My Russian studies are taking me slightly longer than I was originally intending, but with good reason. I really want to be able to understand the language. Now, I'm neither wanting to be able to write professionally in Russian, nor do I wish to carry on technical conversations that involve detailed vocabulary particular to a specific trade. However, I would like to have a true understanding of the words I learn.

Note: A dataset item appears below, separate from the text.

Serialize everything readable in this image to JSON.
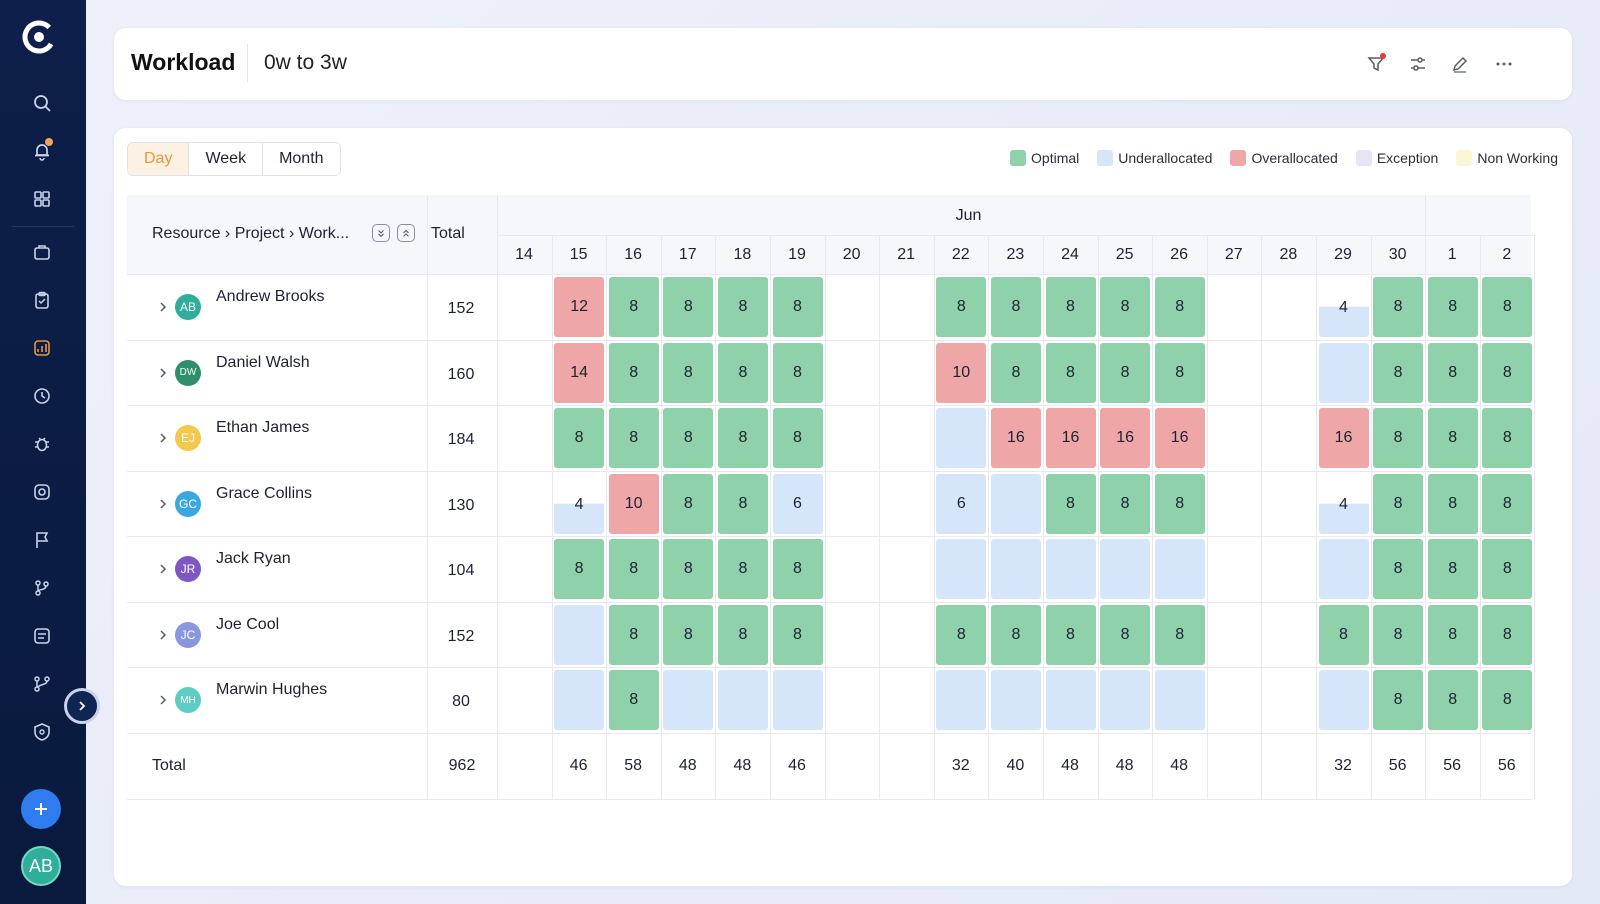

If someone were to approach me on the street and say "excuse me young man, what is your name?" I would know exactly what they meant. Most people who learn a second language have to translate in their head. The same query in Russian would be "Извините молодой человек, чем Вас называют?" I don't want to be going in my mind "ok, 'Извините' is excuse me. 'молодой человек' is young man. 'Excuse me young man.' Ok, got it. 'чем' ..." If I were to do that it would take forever and the Russian asking my identity might think I rode the short bus to Москва (Moscow).

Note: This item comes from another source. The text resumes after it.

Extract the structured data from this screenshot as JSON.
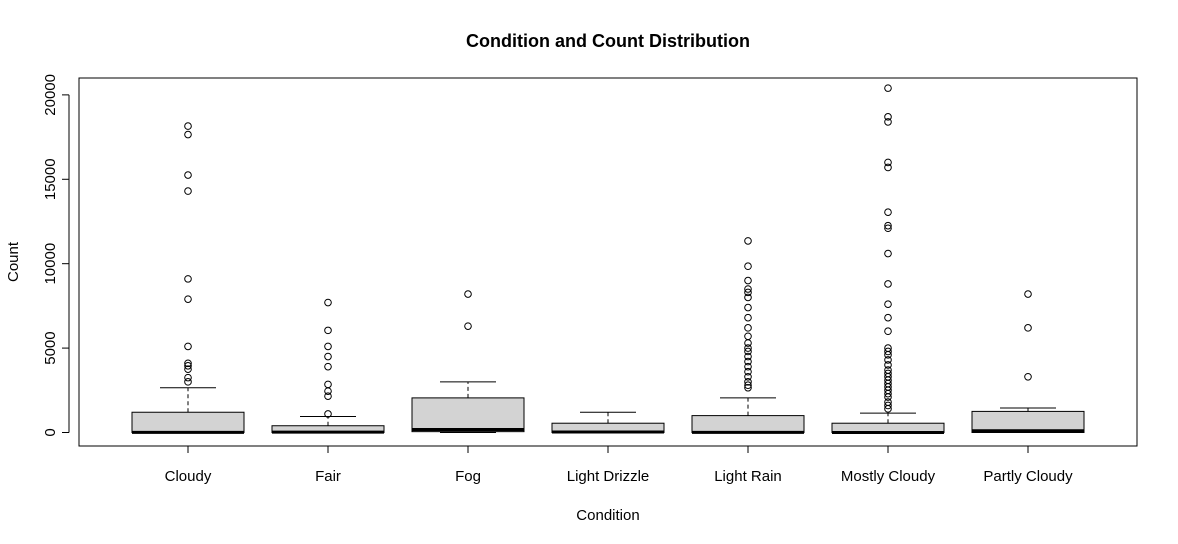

So, that's what I'm doing in the evening. I will say that with the increased speed at which I can read Cyrillic, my progress is moving faster and faster. I've been neglecting my cultural reading and studies though because I find myself hungry for more language study. It's nice to have found something to capture my interest and keep me from thinking about work. To take this to it's logical conclusion, if I accomplish my goal of fluently understanding basic conversation in 6-7 languages I might end up combining all of them to speak Englussiarenchgermitallianish.